This is an interesting currency pair because we have a clear support level underneath that seems to be destined to be tested rather quickly. At this point, it looks like the 17.60 level continues offer significant resistance, while the 16.30 level will offer support. I believe that support also comes into play due to not only the last couple of candlestick there, but the 61.8% Fibonacci retracement level is shortly underneath there as well.
That being said, this is all about the US dollar and the emerging markets. The South African Rand is a proxy currency for risk appetite, so if overall risk appetite continues to get better, then this pair will not only reach down towards the 16.30 Rand level but will also break down further than that. Rallies at this point are to be sold, and I do not think that we will break above the 17.75 Rand level, but if we do then it is something to pay attention to. This is probably more or less going to be due to some type of major “risk off” type of scenario.

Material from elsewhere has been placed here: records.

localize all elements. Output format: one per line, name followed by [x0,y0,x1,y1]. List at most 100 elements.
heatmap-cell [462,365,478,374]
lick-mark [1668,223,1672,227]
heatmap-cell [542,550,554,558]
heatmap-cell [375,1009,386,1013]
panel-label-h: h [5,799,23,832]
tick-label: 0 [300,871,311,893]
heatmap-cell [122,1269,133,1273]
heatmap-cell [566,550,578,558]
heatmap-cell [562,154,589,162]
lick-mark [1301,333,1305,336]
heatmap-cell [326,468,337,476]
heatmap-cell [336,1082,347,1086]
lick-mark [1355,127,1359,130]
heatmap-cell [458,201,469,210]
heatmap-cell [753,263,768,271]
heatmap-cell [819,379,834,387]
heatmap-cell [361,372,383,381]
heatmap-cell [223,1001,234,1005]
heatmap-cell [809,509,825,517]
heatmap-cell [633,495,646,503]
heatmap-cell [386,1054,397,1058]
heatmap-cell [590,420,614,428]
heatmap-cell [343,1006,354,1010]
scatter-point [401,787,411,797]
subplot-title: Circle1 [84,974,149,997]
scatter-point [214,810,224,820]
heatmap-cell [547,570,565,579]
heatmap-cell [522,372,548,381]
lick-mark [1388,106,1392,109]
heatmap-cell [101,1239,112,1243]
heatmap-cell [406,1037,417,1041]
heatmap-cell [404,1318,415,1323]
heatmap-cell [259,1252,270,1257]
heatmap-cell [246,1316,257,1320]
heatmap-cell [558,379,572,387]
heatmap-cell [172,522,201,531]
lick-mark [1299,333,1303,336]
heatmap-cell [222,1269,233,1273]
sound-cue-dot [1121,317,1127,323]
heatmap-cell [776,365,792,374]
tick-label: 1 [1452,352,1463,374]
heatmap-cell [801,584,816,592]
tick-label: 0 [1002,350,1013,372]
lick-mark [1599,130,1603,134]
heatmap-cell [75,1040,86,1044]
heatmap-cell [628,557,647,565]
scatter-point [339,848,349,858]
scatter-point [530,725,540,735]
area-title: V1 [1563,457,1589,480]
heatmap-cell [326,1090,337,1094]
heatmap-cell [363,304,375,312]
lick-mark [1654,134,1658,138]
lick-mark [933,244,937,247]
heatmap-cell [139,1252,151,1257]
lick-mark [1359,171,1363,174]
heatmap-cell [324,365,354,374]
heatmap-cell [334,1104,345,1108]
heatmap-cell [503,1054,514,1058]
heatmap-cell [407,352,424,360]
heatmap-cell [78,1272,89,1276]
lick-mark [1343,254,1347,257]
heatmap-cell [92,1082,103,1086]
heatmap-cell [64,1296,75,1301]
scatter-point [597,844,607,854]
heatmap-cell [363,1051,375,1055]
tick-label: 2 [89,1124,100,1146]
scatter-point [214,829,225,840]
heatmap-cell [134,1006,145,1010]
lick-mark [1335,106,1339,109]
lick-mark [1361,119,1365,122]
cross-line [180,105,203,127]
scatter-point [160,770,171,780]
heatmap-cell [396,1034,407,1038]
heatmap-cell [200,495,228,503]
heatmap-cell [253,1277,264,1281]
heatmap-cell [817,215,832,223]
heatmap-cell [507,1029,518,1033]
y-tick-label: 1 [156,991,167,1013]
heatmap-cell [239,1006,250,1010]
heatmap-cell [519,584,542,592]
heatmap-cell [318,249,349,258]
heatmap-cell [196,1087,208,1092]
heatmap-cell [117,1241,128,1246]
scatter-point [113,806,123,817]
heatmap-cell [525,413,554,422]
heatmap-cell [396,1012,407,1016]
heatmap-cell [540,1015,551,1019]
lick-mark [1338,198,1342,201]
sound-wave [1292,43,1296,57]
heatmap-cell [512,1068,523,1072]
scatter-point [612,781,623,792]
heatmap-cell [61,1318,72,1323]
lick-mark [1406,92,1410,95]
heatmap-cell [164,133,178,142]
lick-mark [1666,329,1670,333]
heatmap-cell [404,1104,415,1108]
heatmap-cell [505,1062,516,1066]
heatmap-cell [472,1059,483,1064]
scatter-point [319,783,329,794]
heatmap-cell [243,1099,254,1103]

The South African Rand will more than likely move along with other emerging market currencies such as the Brazilian real, Indian rupee, and Pakistani rupee. It is only a matter of time before we see some type of bigger move, but right now I would not be surprised at all to see this market go back and forth between these two major levels, due to the fact that there are a lot of moving pieces. It is obvious that the 16.30 Rand level is an area of major support, so if it gets broken, that means that something good has happened.
At this point, we are paying attention to coronavirus figures around the world, and of course how the emerging markets are going dealing with that. Beyond that, consumption in the United States needs to pick up an order for emerging markets do better, as a lot of the imports come from emerging markets. Something that is worth paying attention to, albeit from a minor standpoint, is the fact that the South African Rand sometimes will move with gold, as South Africa exports so much of the metal. In general, I think we have a very choppy month ahead of us, but I suspect we are more than likely going to see a breakout to the downside if we see when it all.